Posted: Sun Mar 12, 2006 1:10 am
by nigma
I've got a bunch of adium log files that are formatted like this:

Code: Select all

<div class="send">
<span class="timestamp">6:32:09 PM</span>
<span class="sender">dotkrisennay@hotmail.com: </span>
<pre class="message">hey</pre></div>

<div class="receive">
<span class="timestamp">6:32:19 PM</span>
<span class="sender">rolyoly@hotmail.com: </span>
<pre class="message"><B>hola</B></pre></div>
I want to extract all the timestamps fields that reside in a "recieve" div and put them in an array, and do the same for those that reside in a "send" div. The thing is, I'd like to avoid using regular expressions because I don't want to spend the time learning the syntax right now (unless the requisite syntax wouldn't be that hard to learn?). I can use C, Ruby, Perl, or PHP. (Although I am hoping to avoid doing it in C since the easiest way I can think of doing it there is not as easy as I'd like it to be.) Basically, in the end I just want the timestamps sorted into seperate arrays that way I can do things like find the difference between sent messages and the closest recieve message, etc.

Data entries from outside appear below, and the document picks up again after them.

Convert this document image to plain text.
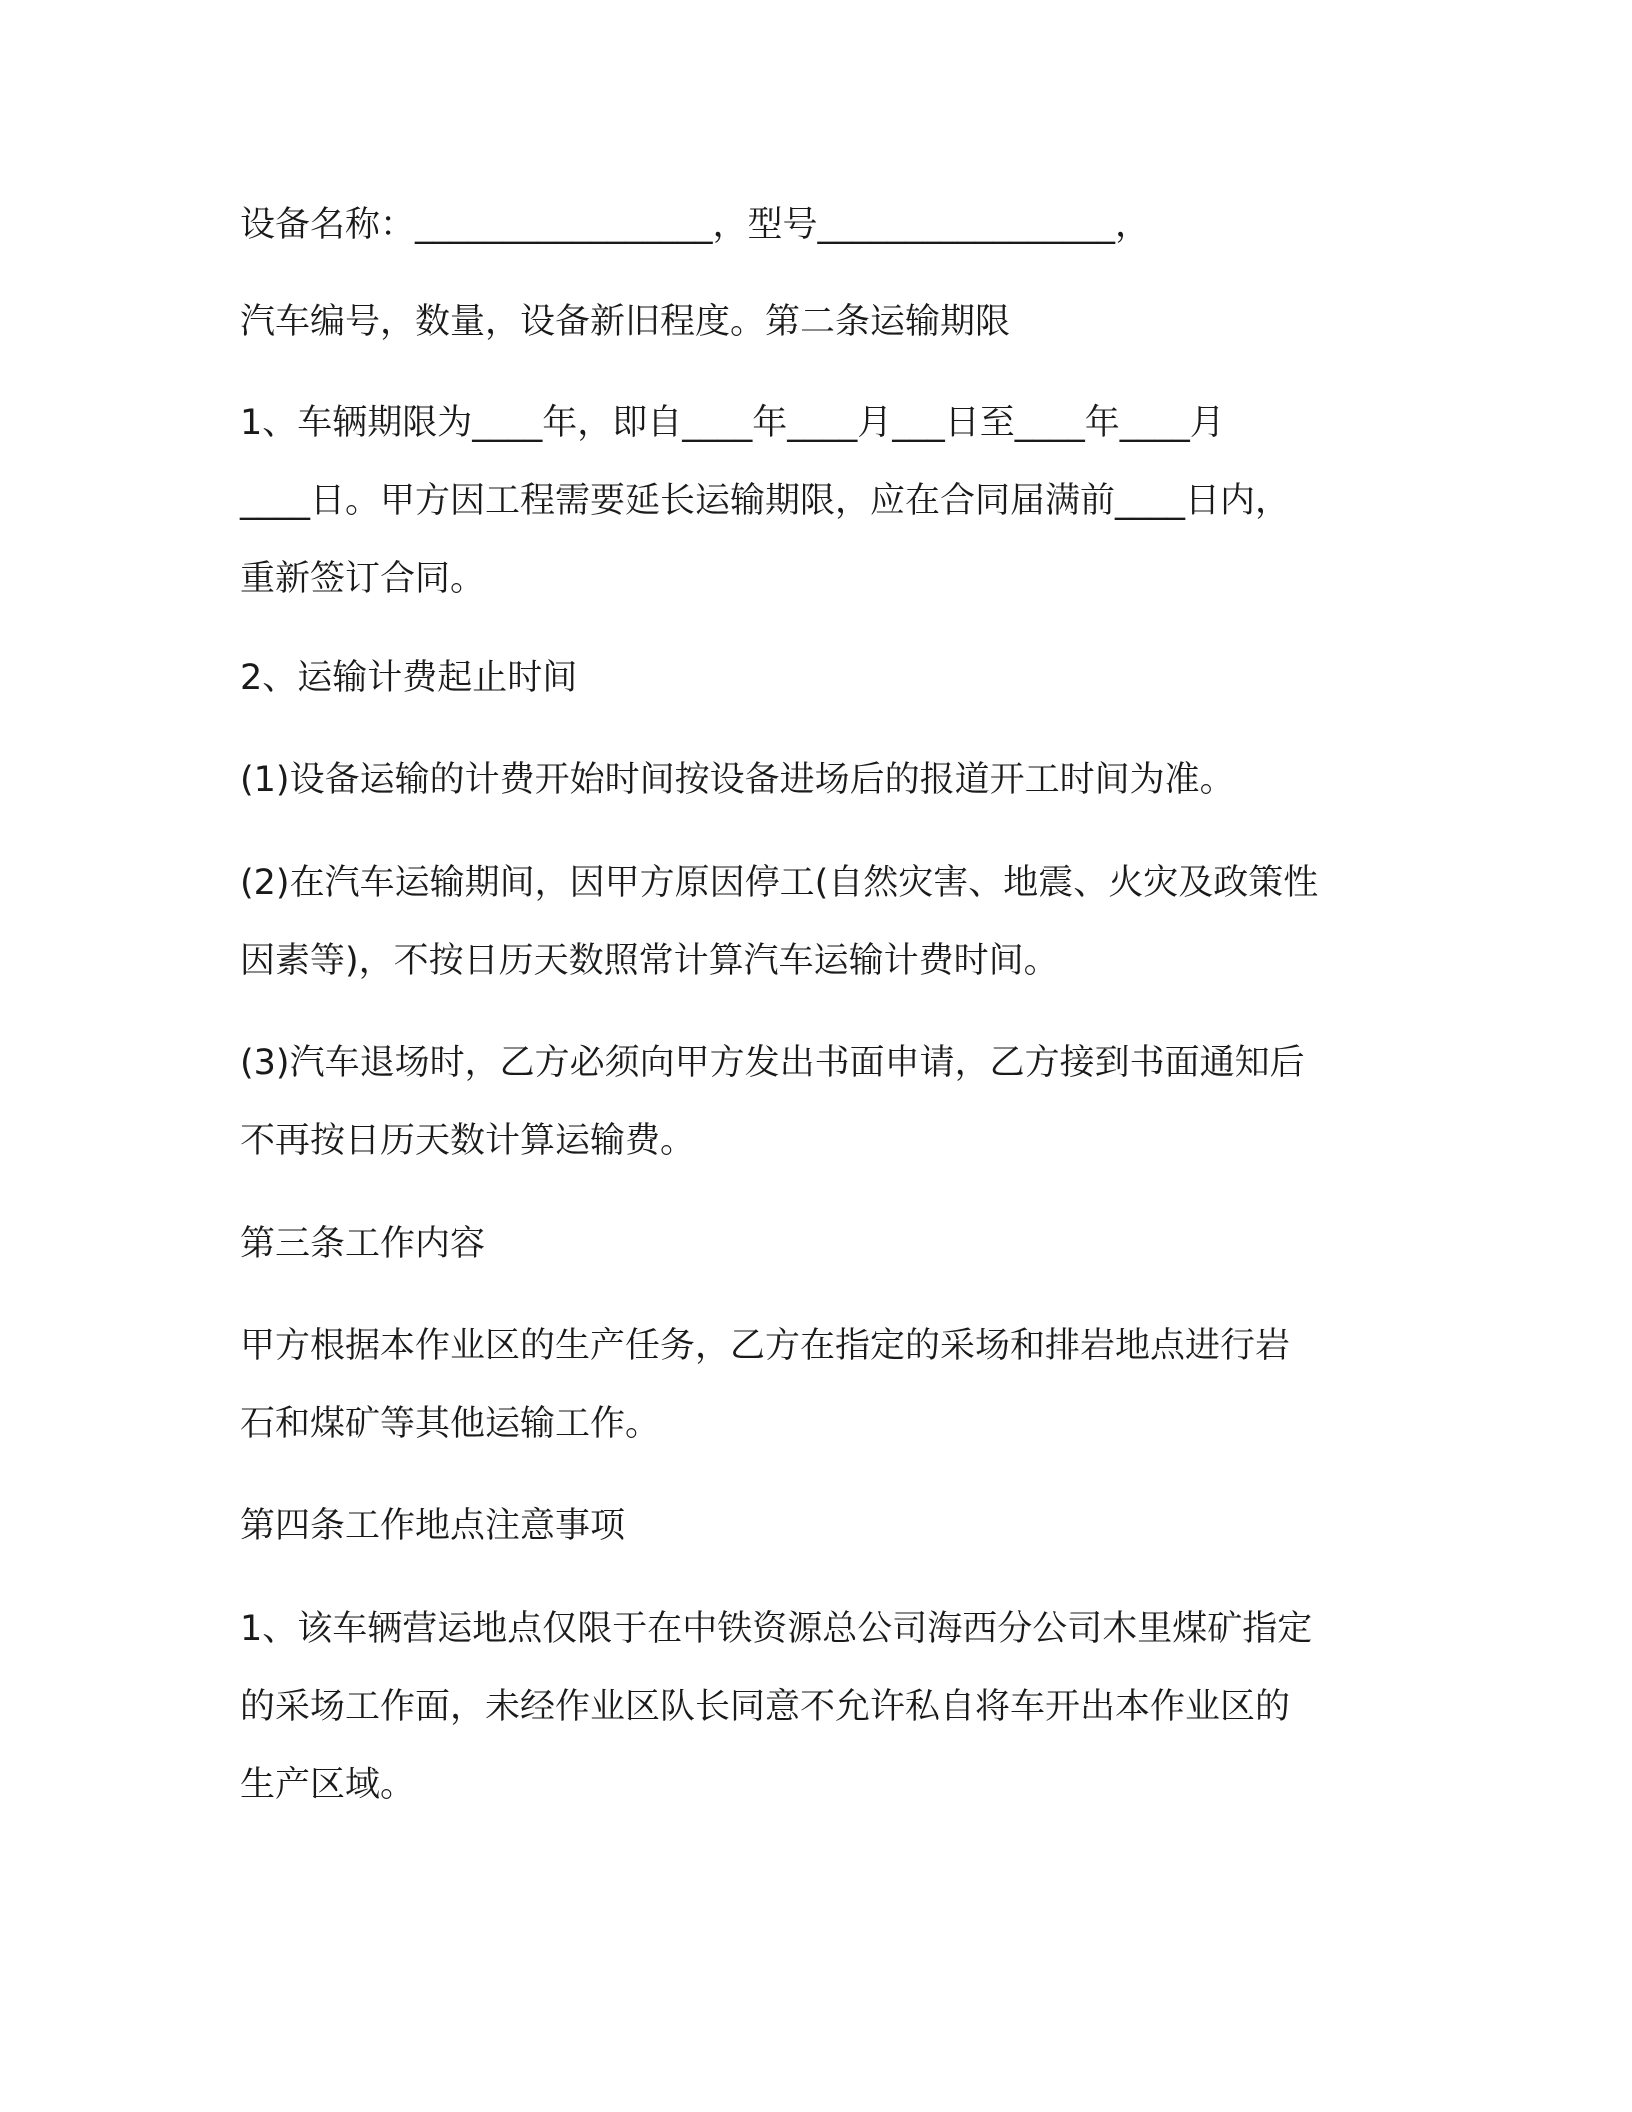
设备名称：_________________，型号_________________，

汽车编号，数量，设备新旧程度。第二条运输期限

1、车辆期限为____年，即自____年____月___日至____年____月
____日。甲方因工程需要延长运输期限，应在合同届满前____日内，
重新签订合同。

2、运输计费起止时间

(1)设备运输的计费开始时间按设备进场后的报道开工时间为准。

(2)在汽车运输期间，因甲方原因停工(自然灾害、地震、火灾及政策性
因素等)，不按日历天数照常计算汽车运输计费时间。

(3)汽车退场时，乙方必须向甲方发出书面申请，乙方接到书面通知后
不再按日历天数计算运输费。

第三条工作内容

甲方根据本作业区的生产任务，乙方在指定的采场和排岩地点进行岩
石和煤矿等其他运输工作。

第四条工作地点注意事项

1、该车辆营运地点仅限于在中铁资源总公司海西分公司木里煤矿指定
的采场工作面，未经作业区队长同意不允许私自将车开出本作业区的
生产区域。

Anyone want to offer some input on the matter?

Posted: Sun Mar 12, 2006 1:31 am
by feyd
xml parsing?

Posted: Sun Mar 12, 2006 1:42 am
by nigma
What if the log files are neither valid nor well formed xml?

Posted: Sun Mar 12, 2006 1:52 am
by feyd
then you need to do string parsing or regex..

Posted: Sun Mar 12, 2006 10:34 am
by josh
if the whole file takes that form, preg_match_all to get the div layers, then inside of that preg_match_all for each span, sort through the resulting array categorizing them into an array based on the class attribute

Posted: Sun Mar 12, 2006 7:43 pm
by nigma
In Perl the regular expressions weren't as hard as I anticipated them being:

Code: Select all

if (m%<div class="sent"><span class="timestamp">(\d+:\d+:\d+) \w+</span>%) {
  print $1;
}
Thanks for the advice.